Still, the Golden Valley-based food maker has again raised its near-term financial outlook, beating analysts’ expectations in the most recent quarter, despite a 16% decline in earnings.
CEO Jeff Harmening told analysts on Thursday morning, “Consumers are looking pretty strong and at the same time eating at home more than they did pre-pandemic.” We plan to continue this momentum by further investing in , innovation and capabilities.”
Here are four takeaways from Thursday’s earnings calls from the makers of Cheerios, Blue Buffalo, and Yoplait.

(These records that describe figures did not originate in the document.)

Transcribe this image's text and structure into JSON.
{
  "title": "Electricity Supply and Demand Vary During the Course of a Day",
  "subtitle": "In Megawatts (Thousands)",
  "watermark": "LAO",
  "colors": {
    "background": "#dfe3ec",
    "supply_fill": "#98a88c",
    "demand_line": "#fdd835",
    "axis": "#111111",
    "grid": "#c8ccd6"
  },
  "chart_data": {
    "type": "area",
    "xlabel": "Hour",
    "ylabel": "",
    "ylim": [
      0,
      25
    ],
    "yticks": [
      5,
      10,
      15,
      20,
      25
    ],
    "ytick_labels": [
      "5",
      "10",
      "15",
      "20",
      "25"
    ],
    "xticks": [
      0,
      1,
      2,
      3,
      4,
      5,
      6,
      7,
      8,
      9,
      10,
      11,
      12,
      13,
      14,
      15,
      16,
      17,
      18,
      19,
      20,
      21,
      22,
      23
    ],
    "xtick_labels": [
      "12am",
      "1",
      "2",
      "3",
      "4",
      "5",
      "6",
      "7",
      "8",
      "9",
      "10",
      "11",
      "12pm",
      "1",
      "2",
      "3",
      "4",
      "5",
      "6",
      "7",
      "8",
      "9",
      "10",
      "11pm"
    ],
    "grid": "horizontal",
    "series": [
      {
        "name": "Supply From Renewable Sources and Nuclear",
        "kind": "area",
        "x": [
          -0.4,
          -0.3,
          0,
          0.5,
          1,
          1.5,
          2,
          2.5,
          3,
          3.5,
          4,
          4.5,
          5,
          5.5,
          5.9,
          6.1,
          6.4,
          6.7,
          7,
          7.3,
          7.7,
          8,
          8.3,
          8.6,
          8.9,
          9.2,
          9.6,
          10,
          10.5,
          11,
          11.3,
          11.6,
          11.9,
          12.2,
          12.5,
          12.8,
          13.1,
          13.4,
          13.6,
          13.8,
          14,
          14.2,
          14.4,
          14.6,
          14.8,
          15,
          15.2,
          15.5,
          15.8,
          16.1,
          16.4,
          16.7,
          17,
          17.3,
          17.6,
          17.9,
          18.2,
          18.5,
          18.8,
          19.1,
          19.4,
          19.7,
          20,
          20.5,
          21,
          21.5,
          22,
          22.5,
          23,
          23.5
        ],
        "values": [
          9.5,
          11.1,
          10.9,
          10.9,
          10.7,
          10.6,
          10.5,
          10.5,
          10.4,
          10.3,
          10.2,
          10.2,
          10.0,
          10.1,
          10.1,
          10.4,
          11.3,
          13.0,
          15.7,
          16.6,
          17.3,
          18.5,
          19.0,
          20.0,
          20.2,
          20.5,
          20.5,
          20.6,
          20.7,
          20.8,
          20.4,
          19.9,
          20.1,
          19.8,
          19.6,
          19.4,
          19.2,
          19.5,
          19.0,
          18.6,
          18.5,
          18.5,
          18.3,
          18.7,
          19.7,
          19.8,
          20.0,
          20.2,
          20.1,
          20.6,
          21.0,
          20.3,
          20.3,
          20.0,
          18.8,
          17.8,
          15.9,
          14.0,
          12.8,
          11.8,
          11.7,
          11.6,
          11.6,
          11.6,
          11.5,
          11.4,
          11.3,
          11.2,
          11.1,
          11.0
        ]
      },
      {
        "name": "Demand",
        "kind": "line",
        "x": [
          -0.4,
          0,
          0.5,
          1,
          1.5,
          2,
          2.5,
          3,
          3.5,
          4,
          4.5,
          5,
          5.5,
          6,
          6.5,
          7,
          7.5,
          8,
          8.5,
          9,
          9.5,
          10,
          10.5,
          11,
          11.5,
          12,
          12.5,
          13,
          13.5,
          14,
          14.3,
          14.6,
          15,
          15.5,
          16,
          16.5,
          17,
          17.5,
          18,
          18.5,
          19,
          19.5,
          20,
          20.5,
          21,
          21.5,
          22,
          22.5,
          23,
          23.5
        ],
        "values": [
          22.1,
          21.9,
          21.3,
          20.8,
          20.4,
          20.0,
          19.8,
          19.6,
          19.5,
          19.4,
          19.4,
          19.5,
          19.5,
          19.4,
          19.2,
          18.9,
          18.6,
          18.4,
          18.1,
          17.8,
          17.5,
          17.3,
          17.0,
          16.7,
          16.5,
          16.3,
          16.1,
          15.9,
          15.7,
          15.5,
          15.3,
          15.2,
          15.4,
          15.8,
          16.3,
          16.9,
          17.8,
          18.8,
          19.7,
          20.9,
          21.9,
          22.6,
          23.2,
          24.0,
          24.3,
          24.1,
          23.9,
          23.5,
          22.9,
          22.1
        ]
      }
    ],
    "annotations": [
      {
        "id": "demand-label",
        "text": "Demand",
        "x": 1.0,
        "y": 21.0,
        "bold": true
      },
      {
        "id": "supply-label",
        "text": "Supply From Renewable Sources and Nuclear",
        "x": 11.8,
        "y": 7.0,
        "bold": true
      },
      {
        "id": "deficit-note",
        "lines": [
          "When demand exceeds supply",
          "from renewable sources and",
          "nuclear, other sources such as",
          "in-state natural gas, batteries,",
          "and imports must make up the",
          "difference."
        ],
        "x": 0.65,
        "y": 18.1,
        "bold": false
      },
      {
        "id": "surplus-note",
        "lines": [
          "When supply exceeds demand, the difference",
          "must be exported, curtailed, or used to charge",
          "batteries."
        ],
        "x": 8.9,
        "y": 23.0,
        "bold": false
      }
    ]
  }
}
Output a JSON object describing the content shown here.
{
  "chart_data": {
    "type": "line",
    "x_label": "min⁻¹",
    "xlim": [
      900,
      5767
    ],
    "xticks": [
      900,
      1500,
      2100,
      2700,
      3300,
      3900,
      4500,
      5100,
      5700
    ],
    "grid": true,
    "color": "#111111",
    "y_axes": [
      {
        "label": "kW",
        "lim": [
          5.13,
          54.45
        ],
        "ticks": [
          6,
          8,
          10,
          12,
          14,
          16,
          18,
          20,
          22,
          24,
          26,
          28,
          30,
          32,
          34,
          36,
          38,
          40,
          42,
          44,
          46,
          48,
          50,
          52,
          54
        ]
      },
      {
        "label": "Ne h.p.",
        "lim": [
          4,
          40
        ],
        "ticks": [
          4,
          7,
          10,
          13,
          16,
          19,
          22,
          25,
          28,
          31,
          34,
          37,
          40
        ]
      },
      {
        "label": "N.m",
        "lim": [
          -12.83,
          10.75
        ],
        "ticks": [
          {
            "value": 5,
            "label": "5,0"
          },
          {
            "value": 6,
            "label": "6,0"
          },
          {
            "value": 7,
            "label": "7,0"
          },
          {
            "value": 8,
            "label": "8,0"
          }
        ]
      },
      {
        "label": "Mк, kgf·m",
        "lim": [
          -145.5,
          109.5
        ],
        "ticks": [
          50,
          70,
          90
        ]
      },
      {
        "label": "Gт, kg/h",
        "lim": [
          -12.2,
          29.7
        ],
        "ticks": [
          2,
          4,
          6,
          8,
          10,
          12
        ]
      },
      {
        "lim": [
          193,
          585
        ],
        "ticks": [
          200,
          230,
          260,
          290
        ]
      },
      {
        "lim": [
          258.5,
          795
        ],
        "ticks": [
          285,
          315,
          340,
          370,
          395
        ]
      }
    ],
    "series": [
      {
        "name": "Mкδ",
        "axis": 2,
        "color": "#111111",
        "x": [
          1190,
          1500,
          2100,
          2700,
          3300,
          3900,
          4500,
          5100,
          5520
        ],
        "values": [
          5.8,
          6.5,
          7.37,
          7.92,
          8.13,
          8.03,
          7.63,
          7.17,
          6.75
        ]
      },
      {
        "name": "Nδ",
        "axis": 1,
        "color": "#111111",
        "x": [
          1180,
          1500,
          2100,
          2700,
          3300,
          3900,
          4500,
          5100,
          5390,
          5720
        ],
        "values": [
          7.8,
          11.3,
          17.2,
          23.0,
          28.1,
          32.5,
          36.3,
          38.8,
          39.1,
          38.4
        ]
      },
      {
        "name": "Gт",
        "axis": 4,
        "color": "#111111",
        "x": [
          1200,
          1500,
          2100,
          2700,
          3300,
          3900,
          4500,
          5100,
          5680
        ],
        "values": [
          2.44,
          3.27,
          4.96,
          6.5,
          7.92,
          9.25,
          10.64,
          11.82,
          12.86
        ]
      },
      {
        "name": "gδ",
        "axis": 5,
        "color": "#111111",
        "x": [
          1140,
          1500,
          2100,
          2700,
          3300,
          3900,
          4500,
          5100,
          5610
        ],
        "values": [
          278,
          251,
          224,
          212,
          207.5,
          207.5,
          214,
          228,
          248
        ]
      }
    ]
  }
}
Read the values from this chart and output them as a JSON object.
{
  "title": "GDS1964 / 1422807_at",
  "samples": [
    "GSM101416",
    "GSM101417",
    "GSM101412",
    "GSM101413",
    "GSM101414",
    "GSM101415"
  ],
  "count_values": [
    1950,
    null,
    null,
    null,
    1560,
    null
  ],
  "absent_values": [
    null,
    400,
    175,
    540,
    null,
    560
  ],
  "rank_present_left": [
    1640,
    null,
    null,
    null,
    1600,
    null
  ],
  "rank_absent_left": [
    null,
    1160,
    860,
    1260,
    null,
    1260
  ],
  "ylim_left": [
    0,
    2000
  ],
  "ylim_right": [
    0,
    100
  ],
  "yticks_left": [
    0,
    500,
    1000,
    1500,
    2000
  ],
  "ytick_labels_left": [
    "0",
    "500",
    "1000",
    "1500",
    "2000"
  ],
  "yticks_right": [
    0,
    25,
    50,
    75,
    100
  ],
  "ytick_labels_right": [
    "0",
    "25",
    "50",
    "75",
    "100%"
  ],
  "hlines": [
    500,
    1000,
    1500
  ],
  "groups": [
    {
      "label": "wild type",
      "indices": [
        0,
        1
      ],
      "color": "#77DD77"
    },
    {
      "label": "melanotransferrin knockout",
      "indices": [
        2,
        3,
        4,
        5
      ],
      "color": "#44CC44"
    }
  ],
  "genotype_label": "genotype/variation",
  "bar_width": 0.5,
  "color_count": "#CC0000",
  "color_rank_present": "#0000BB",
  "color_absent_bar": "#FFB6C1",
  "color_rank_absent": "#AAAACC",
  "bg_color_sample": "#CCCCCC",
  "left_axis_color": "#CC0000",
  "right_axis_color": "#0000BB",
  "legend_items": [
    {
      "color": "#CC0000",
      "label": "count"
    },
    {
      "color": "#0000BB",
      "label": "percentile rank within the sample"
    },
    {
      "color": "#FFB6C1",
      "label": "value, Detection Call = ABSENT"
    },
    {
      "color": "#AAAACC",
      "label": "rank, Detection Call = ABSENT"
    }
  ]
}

‘Mid-single-digit inflation’ in FY2024
General Mills expects input costs to ultimately rise 15% for the fiscal year ending May. Inflation will improve significantly next year, into the mid-single-digit range, business executives said.
But Harmening warned that a “normal” inflation environment is at least 12 months away.
Higher wages and higher costs from suppliers are expected to drive continued cost increases. This can lead to lower sales volumes and further price increases to maintain revenue growth and profit margins.
Chief Financial Officer Kofi Bruce said in an interview that the company will focus first on efficiency and cost savings, paying attention to consumer value when considering changes in pricing, promotions and package sizes. rice field.
“We didn’t choose these operating conditions — who would? — but what matters is how you stand up in the moment and what you’re ready to do,” he said. rice field. “We are not fully operational, but we operate more competitively than our competitors.”
No private label worries
The company’s management has brushed off concerns that consumers will switch to store brands to save money in the face of stubbornly high inflation.
“We have a strong brand first,” Harmening said, with limited exposure to private-label competitors. The company has also spent significantly more money on marketing in recent months.
“If you invest through this cycle, you will get better results on the other side,” Bruce said.
During the 2008 recession, the company was able to maintain market share in many categories when private label got a big boost.
John Nudy, president of retail in North America, said brands and businesses with lower market share would be hit harder as shoppers switch to private labels.
International Häagen-Dazs recall costs
A pint of Haagen-Dazs ice cream made in France was removed from shelves around the world last year due to possible pesticide contamination.On Thursday, General Mills estimated the recall cost $26 million.
Dozens of countries, from Ireland to the Philippines, have recalled several flavors of ice cream brands due to the possible presence of the carcinogen ethylene oxide. The chemical, found in trace amounts in certain lots of ice cream, is used as an insecticide or fungicide and is banned in the European Union.
In a previous news release, General Mills said, “No products sold in the United States using another supplier are involved in this recall.”
Sales increase, profit decrease
General Mills’ quarterly earnings fell 16% to $553 million this winter, while sales increased 13% year-over-year.
Adjusted earnings per share were 97 cents, beating analyst expectations by 5 cents.
“We had a great quarter and we had a lot of momentum across the board,” Bruce said, pointing to a resurgence in the foodservice business and a rebound in pet sales after destocking.
Revenue for the third quarter, December through February, was $5.1 billion.
The company’s shares rose nearly 3% on Thursday to close at $82.15. It has traded as high as $88.34 and as low as $64.42 over the past 52 weeks.